The apocalypse has come and gone. Part of humanity fled to space while part remained on Earth, ensconced under a protective dome. In this society, humans spend their lives as inventors, where they are rated according to the value of their projects. They don’t really sleep; instead, they get rebooted (meaning, chemicals are injected into their bodies). The reboot process suppresses their negative emotions, hence enforcing the status quo of what appears to be a secluded utopia. But Maz is different. She’s special — or so she was told. Poised to take over as the dome’s leader, things change for Maz when she meets Mitch, a man on a desperate mission to save his own dome from destruction. Yes, there are other domes. Yes, much of what Maz knew about her world is a lie. And yes, Mitch is special too. A self-declared “chosen one,” Mitch enlists the help of Maz and her best friend, Hap, to save the world — one dome at a time.
Killer Domes and the Chosen One manages to be both thought-provoking and ironic. There’s something philosophical about Gibbs’ vision of an age that’s saturated with technology. Gibbs initially paints the dome as a safe haven. Then he slowly dispels the illusion, both for the characters and the readers, peeling the layers back to reveal the dome for what it is — a prison and a deadly trap. There’s also something satirical about the way Gibbs exploits the literary trope of the chosen one. Both Maz and Mitch have a hero complex, including an inflated sense of self-importance that makes them nearly impossible to like. However, they both undergo their own rude awakenings as the plot thickens, and how they deal with their frailties and shortcomings takes the story to interesting directions.
Gibbs’ characters are memorable but not necessarily relatable. Most of the story is told through the third-person perspective of Maz, and she often describes people in demeaning ways. In her eyes, nearly everyone is stupid, moronic, or inferior. I also think her treatment of Hap is practically bullying, even bordering on abuse. However, given Hap’s lack of purpose outside of his relationship with Maz, commiserating with him is difficult. Mitch has some good moments when he’s interacting with his lover or his robot best friend, but his obsession to play the hero often overshadows his other qualities. Gibbs did leave some unresolved plot points, implying that there may be more of the story to come. If so, there’s definitely room for the characters to grow some more.

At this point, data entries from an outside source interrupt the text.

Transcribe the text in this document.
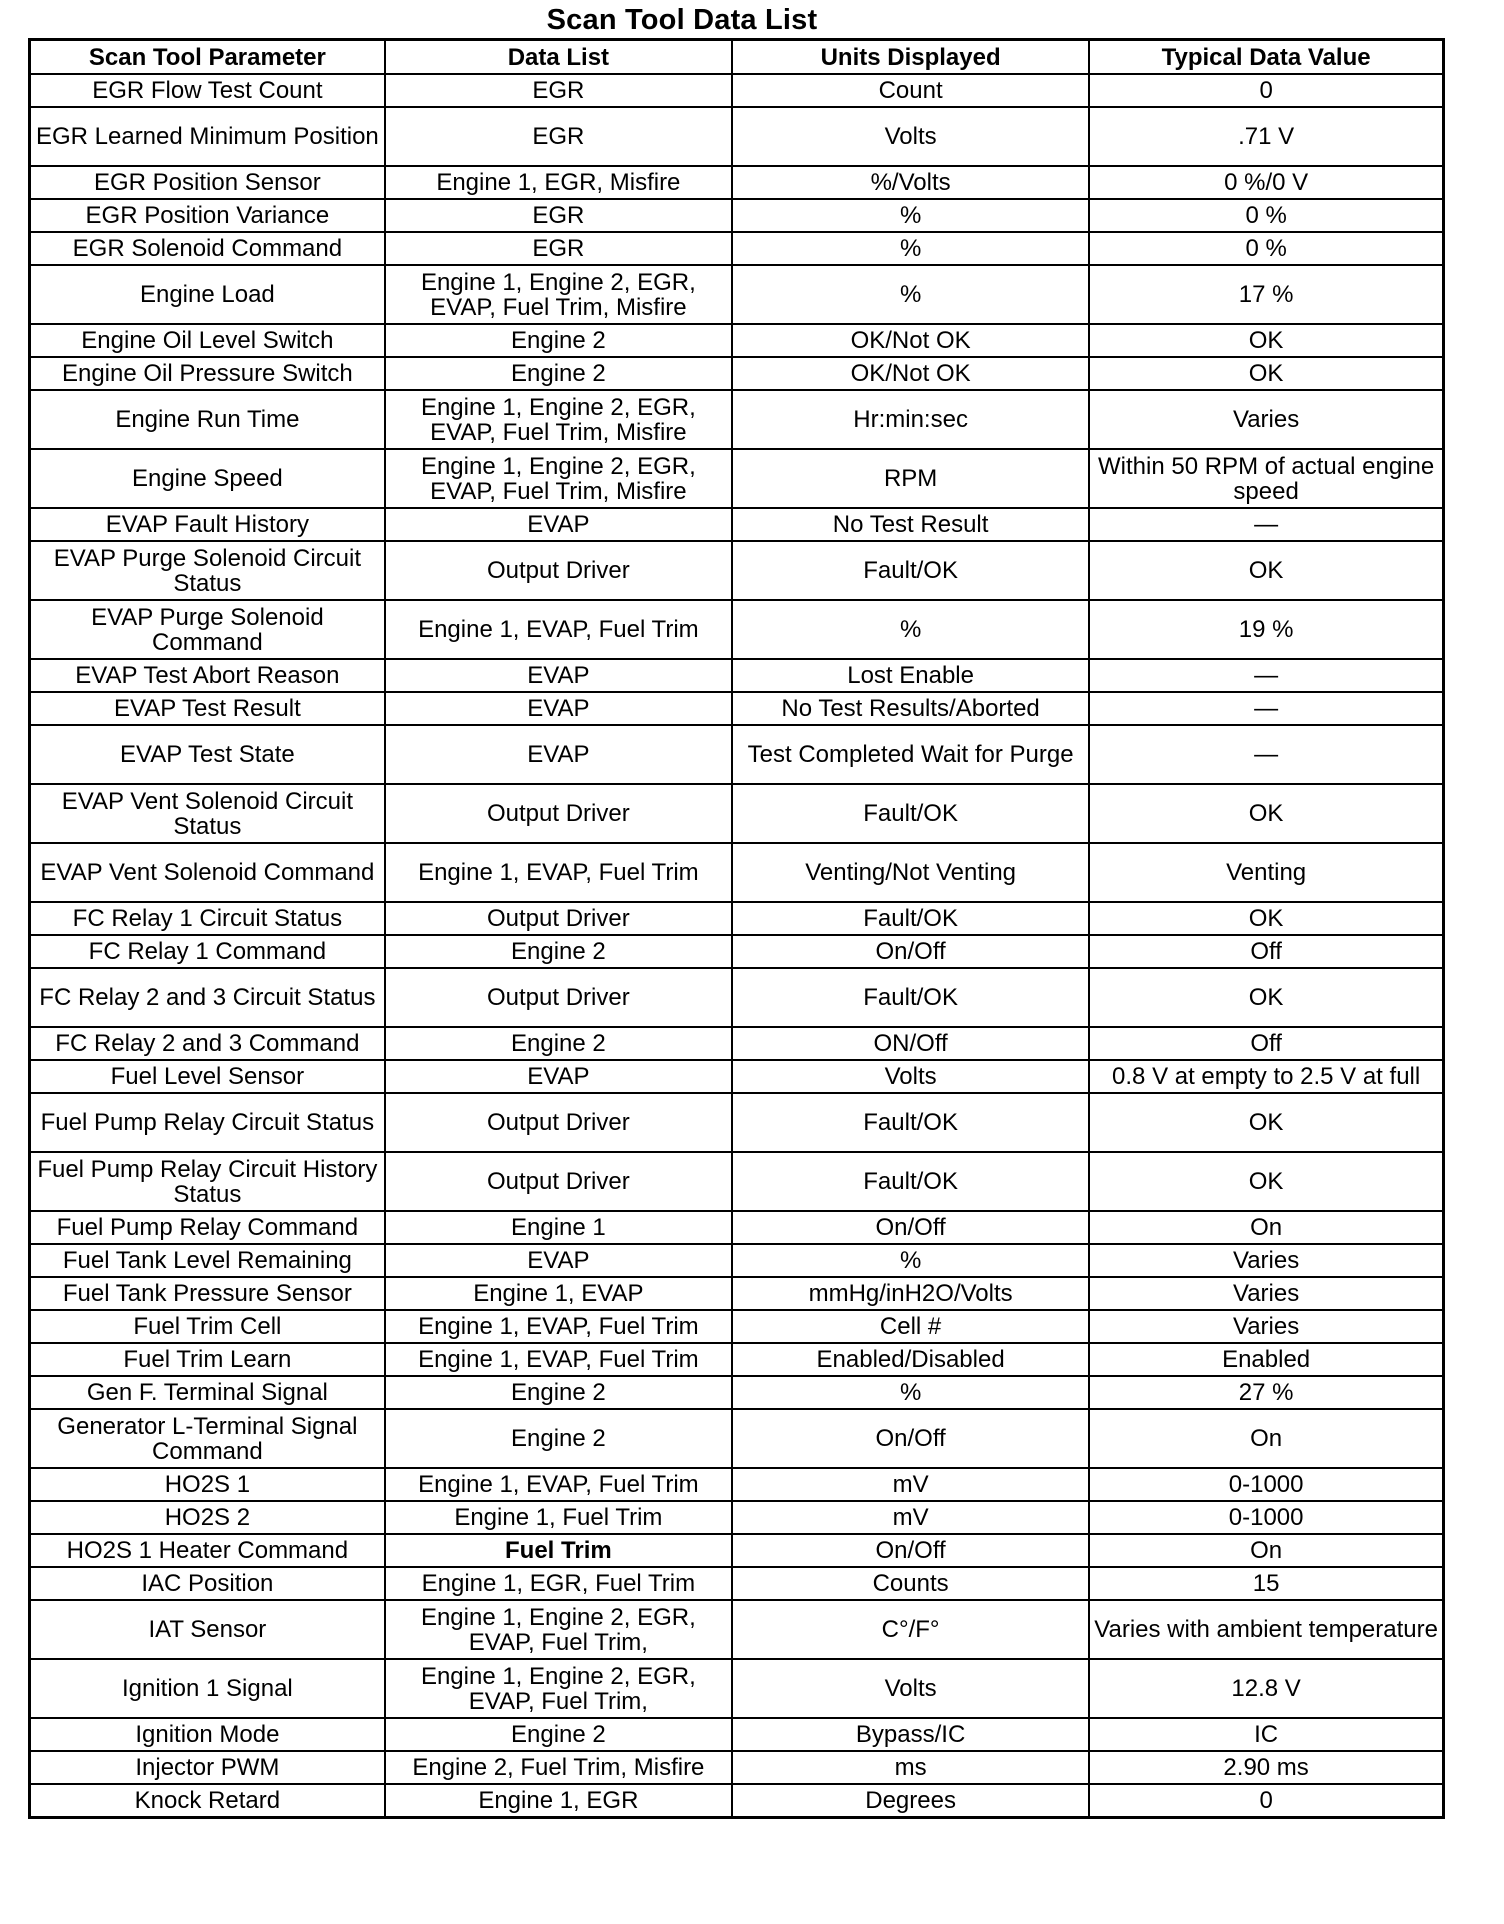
Scan Tool Data List
Scan Tool Parameter	Data List	Units Displayed	Typical Data Value
EGR Flow Test Count	EGR	Count	0
EGR Learned Minimum Position	EGR	Volts	.71 V
EGR Position Sensor	Engine 1, EGR, Misfire	%/Volts	0 %/0 V
EGR Position Variance	EGR	%	0 %
EGR Solenoid Command	EGR	%	0 %
Engine Load	Engine 1, Engine 2, EGR, EVAP, Fuel Trim, Misfire	%	17 %
Engine Oil Level Switch	Engine 2	OK/Not OK	OK
Engine Oil Pressure Switch	Engine 2	OK/Not OK	OK
Engine Run Time	Engine 1, Engine 2, EGR, EVAP, Fuel Trim, Misfire	Hr:min:sec	Varies
Engine Speed	Engine 1, Engine 2, EGR, EVAP, Fuel Trim, Misfire	RPM	Within 50 RPM of actual engine speed
EVAP Fault History	EVAP	No Test Result	—
EVAP Purge Solenoid Circuit Status	Output Driver	Fault/OK	OK
EVAP Purge Solenoid Command	Engine 1, EVAP, Fuel Trim	%	19 %
EVAP Test Abort Reason	EVAP	Lost Enable	—
EVAP Test Result	EVAP	No Test Results/Aborted	—
EVAP Test State	EVAP	Test Completed Wait for Purge	—
EVAP Vent Solenoid Circuit Status	Output Driver	Fault/OK	OK
EVAP Vent Solenoid Command	Engine 1, EVAP, Fuel Trim	Venting/Not Venting	Venting
FC Relay 1 Circuit Status	Output Driver	Fault/OK	OK
FC Relay 1 Command	Engine 2	On/Off	Off
FC Relay 2 and 3 Circuit Status	Output Driver	Fault/OK	OK
FC Relay 2 and 3 Command	Engine 2	ON/Off	Off
Fuel Level Sensor	EVAP	Volts	0.8 V at empty to 2.5 V at full
Fuel Pump Relay Circuit Status	Output Driver	Fault/OK	OK
Fuel Pump Relay Circuit History Status	Output Driver	Fault/OK	OK
Fuel Pump Relay Command	Engine 1	On/Off	On
Fuel Tank Level Remaining	EVAP	%	Varies
Fuel Tank Pressure Sensor	Engine 1, EVAP	mmHg/inH2O/Volts	Varies
Fuel Trim Cell	Engine 1, EVAP, Fuel Trim	Cell #	Varies
Fuel Trim Learn	Engine 1, EVAP, Fuel Trim	Enabled/Disabled	Enabled
Gen F. Terminal Signal	Engine 2	%	27 %
Generator L-Terminal Signal Command	Engine 2	On/Off	On
HO2S 1	Engine 1, EVAP, Fuel Trim	mV	0-1000
HO2S 2	Engine 1, Fuel Trim	mV	0-1000
HO2S 1 Heater Command	Fuel Trim	On/Off	On
IAC Position	Engine 1, EGR, Fuel Trim	Counts	15
IAT Sensor	Engine 1, Engine 2, EGR, EVAP, Fuel Trim,	C°/F°	Varies with ambient temperature
Ignition 1 Signal	Engine 1, Engine 2, EGR, EVAP, Fuel Trim,	Volts	12.8 V
Ignition Mode	Engine 2	Bypass/IC	IC
Injector PWM	Engine 2, Fuel Trim, Misfire	ms	2.90 ms
Knock Retard	Engine 1, EGR	Degrees	0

I rate Killer Domes and the Chosen One 3 out of 4 stars. While the plot and the setting were handled well, I can't say the same for the character development. The text is also not error-free, with a few issues in punctuation, spelling, and sentence structure. Overall, this is for readers who want a fast-paced story, particularly those who don’t have the patience or the time to wade through longer sci-fi works out there. If you’re looking to dip your toe in the sci-fi genre, this is also a good place to start.